Talvez, aqui Philip K. Dick já esteja na fase que Stableford descreveu, ou seja, cada vez mais fascinado pelos vários mundos irreais que cria, ainda que os mundos de Espere agora... sejam, na verdade, futuros possíveis, ou realidades alternativas. O livro tem muito do que PKD produziu de melhor, como a constante construção e desconstrução da realidade.
Mais do que alterar a realidade, como outras drogas utilizadas nos livros do autor, esta consegue fazer as pessoas viajarem no tempo, ainda que muitas vezes elas não cheguem exatamente ao seu futuro, mas a um futuro possível, como se elas se deslocassem por universos paralelos. Ao longo do livro vão sendo apresentadas várias suposições a respeito de quem criou a droga, qual sua origem e seu propósito. Ela tem um efeito violento, sendo capaz de viciar o usuário com apenas uma dose. O próprio dr. Sweetscent é levado ao seu uso sem saber, pela esposa, com quem tem uma relação das mais conturbadas. Vários estudiosos da obra do autor entendem que este e outros personagens de PKD teêm a ver com os relacionamentos difíceis que ele teve, em particular nesse período da vida. E aqui, de fato, muitas das ações do dr. Sweetscent são impulsionadas por seus sentimentos pela esposa Kathy, e que vão do amor ao ódio com imensa facilidade, passando por um sentimento de culpa avassalador.
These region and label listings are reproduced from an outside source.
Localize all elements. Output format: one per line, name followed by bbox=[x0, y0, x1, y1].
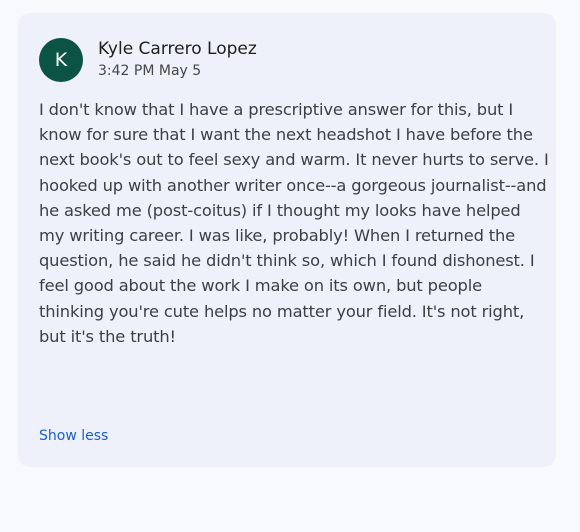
comment-timestamp: 3:42 PM May 5 bbox=[98, 63, 202, 79]
avatar[interactable]: K bbox=[39, 38, 83, 82]
show-less-link[interactable]: Show less bbox=[39, 428, 108, 444]
author-name: Kyle Carrero Lopez bbox=[98, 39, 257, 59]
comment-text: I don't know that I have a prescriptive … bbox=[39, 100, 549, 346]
comment-card: K Kyle Carrero Lopez 3:42 PM May 5 I don… bbox=[18, 13, 556, 467]
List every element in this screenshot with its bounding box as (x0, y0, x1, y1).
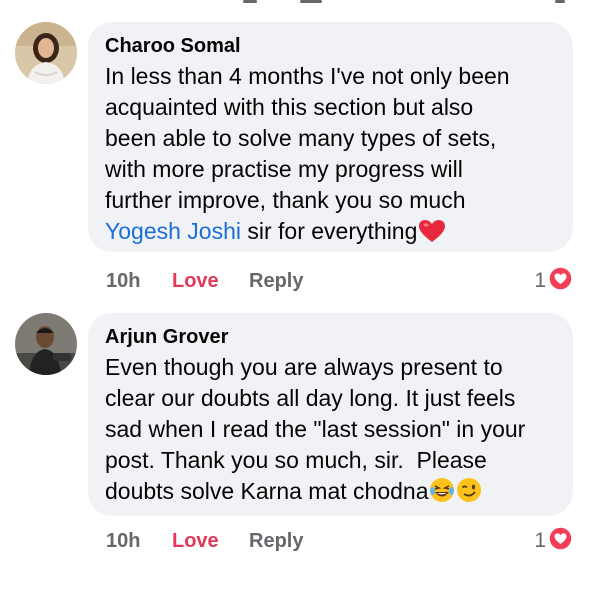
love-button[interactable]: Love (172, 526, 219, 556)
comment-text: In less than 4 months I've not only been… (105, 61, 573, 251)
reaction-count: 1 (534, 529, 546, 552)
winking-face-emoji-icon (456, 477, 482, 511)
comment-timestamp[interactable]: 10h (106, 526, 140, 556)
comment-text-body: In less than 4 months I've not only been… (105, 63, 510, 213)
reply-button[interactable]: Reply (249, 266, 303, 296)
comment-author[interactable]: Charoo Somal (105, 34, 573, 58)
comment-bubble: Charoo Somal In less than 4 months I've … (88, 22, 573, 252)
comment-text-tail: sir for everything (240, 218, 418, 244)
reaction-summary[interactable]: 1 (534, 526, 573, 556)
comment-text: Even though you are always present to cl… (105, 352, 573, 511)
comment-bubble: Arjun Grover Even though you are always … (88, 313, 573, 516)
love-reaction-icon (548, 526, 573, 556)
reply-button[interactable]: Reply (249, 526, 303, 556)
avatar[interactable] (15, 313, 77, 375)
love-reaction-icon (548, 266, 573, 296)
comment-author[interactable]: Arjun Grover (105, 325, 573, 349)
mention-link[interactable]: Yogesh Joshi (105, 218, 241, 244)
red-heart-emoji-icon (418, 219, 446, 251)
reaction-count: 1 (534, 269, 546, 292)
love-button[interactable]: Love (172, 266, 219, 296)
reaction-summary[interactable]: 1 (534, 266, 573, 296)
avatar[interactable] (15, 22, 77, 84)
laughing-tears-emoji-icon (429, 477, 455, 511)
comment-timestamp[interactable]: 10h (106, 266, 140, 296)
previous-actions-fragment (0, 0, 589, 8)
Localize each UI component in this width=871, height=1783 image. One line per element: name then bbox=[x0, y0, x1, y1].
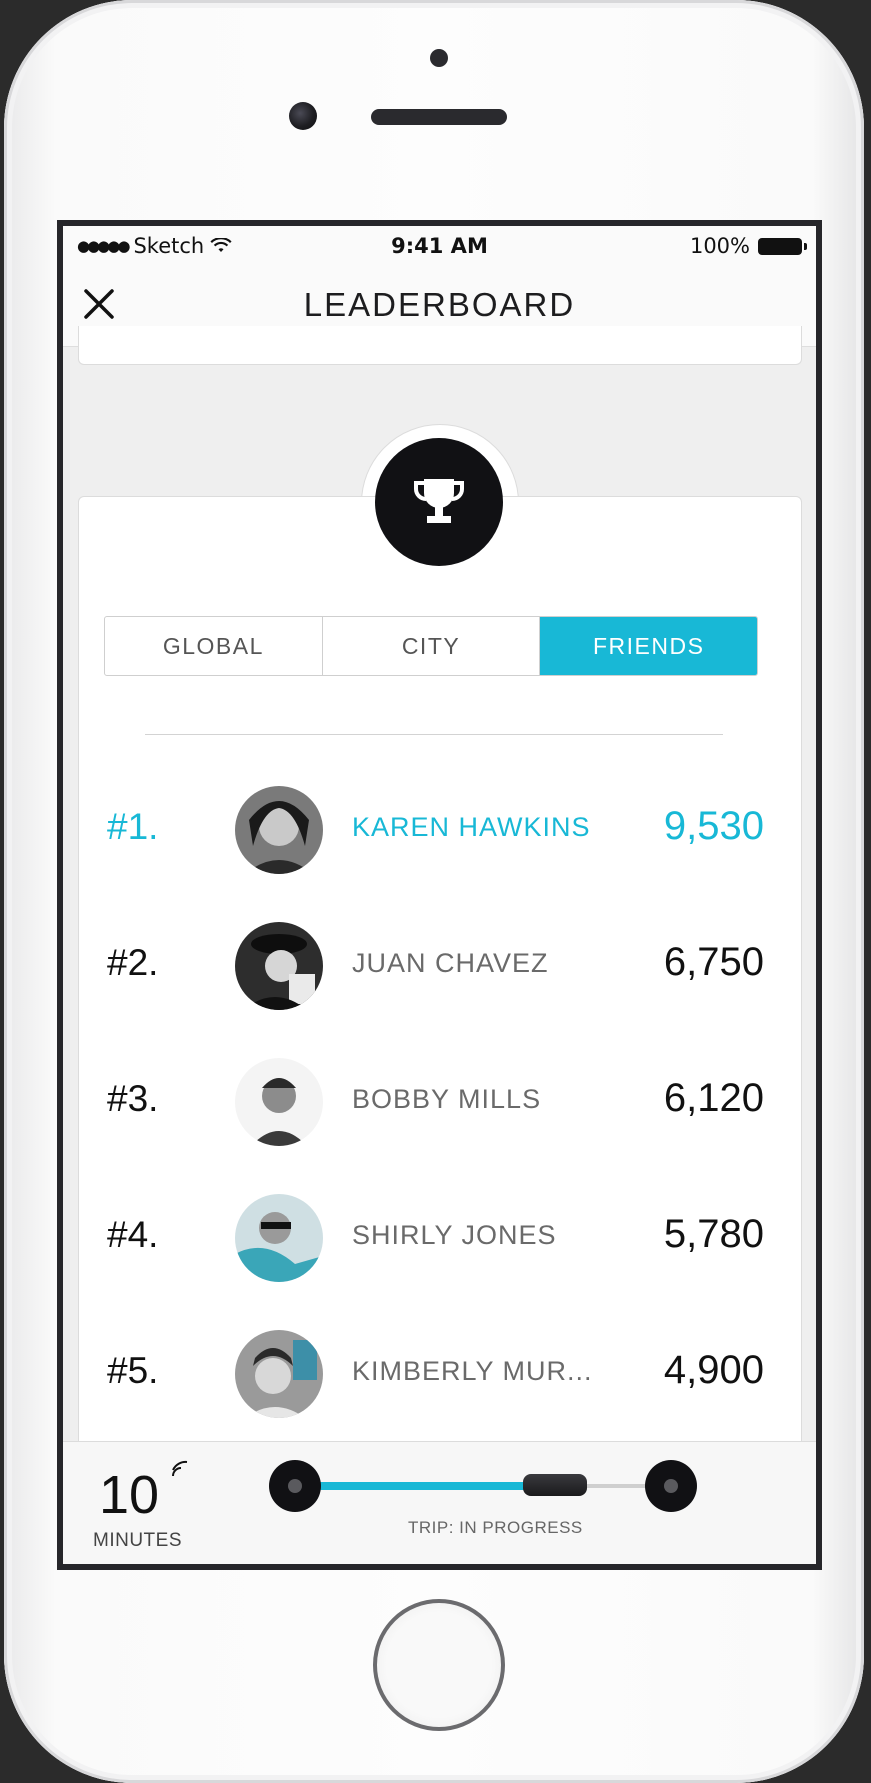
screen: ●●●●● Sketch 9:41 AM 100% LEADERBOARD GL… bbox=[57, 220, 822, 1570]
status-bar: ●●●●● Sketch 9:41 AM 100% bbox=[63, 226, 816, 264]
pickup-node-icon bbox=[269, 1460, 321, 1512]
leaderboard-row[interactable]: #1. KAREN HAWKINS 9,530 bbox=[63, 762, 816, 898]
avatar bbox=[235, 1194, 323, 1282]
user-score: 9,530 bbox=[663, 804, 764, 848]
avatar bbox=[235, 786, 323, 874]
user-name: KAREN HAWKINS bbox=[352, 812, 591, 842]
home-button[interactable] bbox=[373, 1599, 505, 1731]
tab-friends[interactable]: FRIENDS bbox=[539, 617, 757, 675]
car-icon bbox=[523, 1474, 587, 1496]
user-score: 6,120 bbox=[663, 1076, 764, 1120]
rank-label: #1. bbox=[107, 806, 159, 847]
previous-card bbox=[78, 326, 802, 365]
eta-minutes-label: MINUTES bbox=[93, 1530, 182, 1551]
avatar bbox=[235, 922, 323, 1010]
rank-label: #3. bbox=[107, 1078, 159, 1119]
scope-segmented-control: GLOBAL CITY FRIENDS bbox=[104, 616, 758, 676]
trip-status-bar[interactable]: 10 MINUTES TRIP: IN PROGRESS bbox=[63, 1441, 816, 1564]
leaderboard-row[interactable]: #2. JUAN CHAVEZ 6,750 bbox=[63, 898, 816, 1034]
earpiece-speaker bbox=[371, 109, 507, 125]
user-score: 6,750 bbox=[663, 940, 764, 984]
avatar bbox=[235, 1058, 323, 1146]
rank-label: #4. bbox=[107, 1214, 159, 1255]
leaderboard-list: #1. KAREN HAWKINS 9,530 #2. JUAN CHAVEZ … bbox=[63, 762, 816, 1442]
leaderboard-row[interactable]: #3. BOBBY MILLS 6,120 bbox=[63, 1034, 816, 1170]
eta-minutes: 10 bbox=[99, 1465, 160, 1525]
rank-label: #5. bbox=[107, 1350, 159, 1391]
tab-city[interactable]: CITY bbox=[321, 617, 540, 675]
tab-global[interactable]: GLOBAL bbox=[105, 617, 322, 675]
leaderboard-row[interactable]: #5. KIMBERLY MUR... 4,900 bbox=[63, 1306, 816, 1442]
battery-percent: 100% bbox=[689, 234, 750, 258]
user-name: BOBBY MILLS bbox=[352, 1084, 542, 1114]
trip-status-label: TRIP: IN PROGRESS bbox=[408, 1518, 583, 1537]
trip-progress-fill bbox=[295, 1482, 531, 1490]
proximity-sensor bbox=[430, 49, 448, 67]
user-name: KIMBERLY MUR... bbox=[352, 1356, 593, 1386]
dropoff-node-icon bbox=[645, 1460, 697, 1512]
avatar bbox=[235, 1330, 323, 1418]
user-name: JUAN CHAVEZ bbox=[352, 948, 549, 978]
user-name: SHIRLY JONES bbox=[352, 1220, 557, 1250]
leaderboard-row[interactable]: #4. SHIRLY JONES 5,780 bbox=[63, 1170, 816, 1306]
user-score: 5,780 bbox=[663, 1212, 764, 1256]
page-title: LEADERBOARD bbox=[303, 286, 576, 323]
front-camera bbox=[289, 102, 317, 130]
divider bbox=[145, 734, 723, 735]
signal-icon bbox=[172, 1460, 188, 1477]
user-score: 4,900 bbox=[663, 1348, 764, 1392]
rank-label: #2. bbox=[107, 942, 159, 983]
trophy-badge bbox=[375, 438, 503, 566]
phone-frame: ●●●●● Sketch 9:41 AM 100% LEADERBOARD GL… bbox=[4, 0, 864, 1783]
trophy-icon bbox=[414, 479, 464, 523]
battery-icon bbox=[758, 237, 807, 255]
O jogo de inversões de rumo da história atinge o próprio dirigente planetário, Molinari, que pode ou não ser ele mesmo, ou pode até não existir. Os personagens têm de se deslocar por esse terreno escorregadio e, no caso do dr. Eric, com uma insegurança que não consegue superar.
O livro raramente é apontado por fãs ou mesmo pelos críticos entre seus mais importantes trabalhos, mas ainda assim pode ser considerado entre os principais da época. E é uma delícia.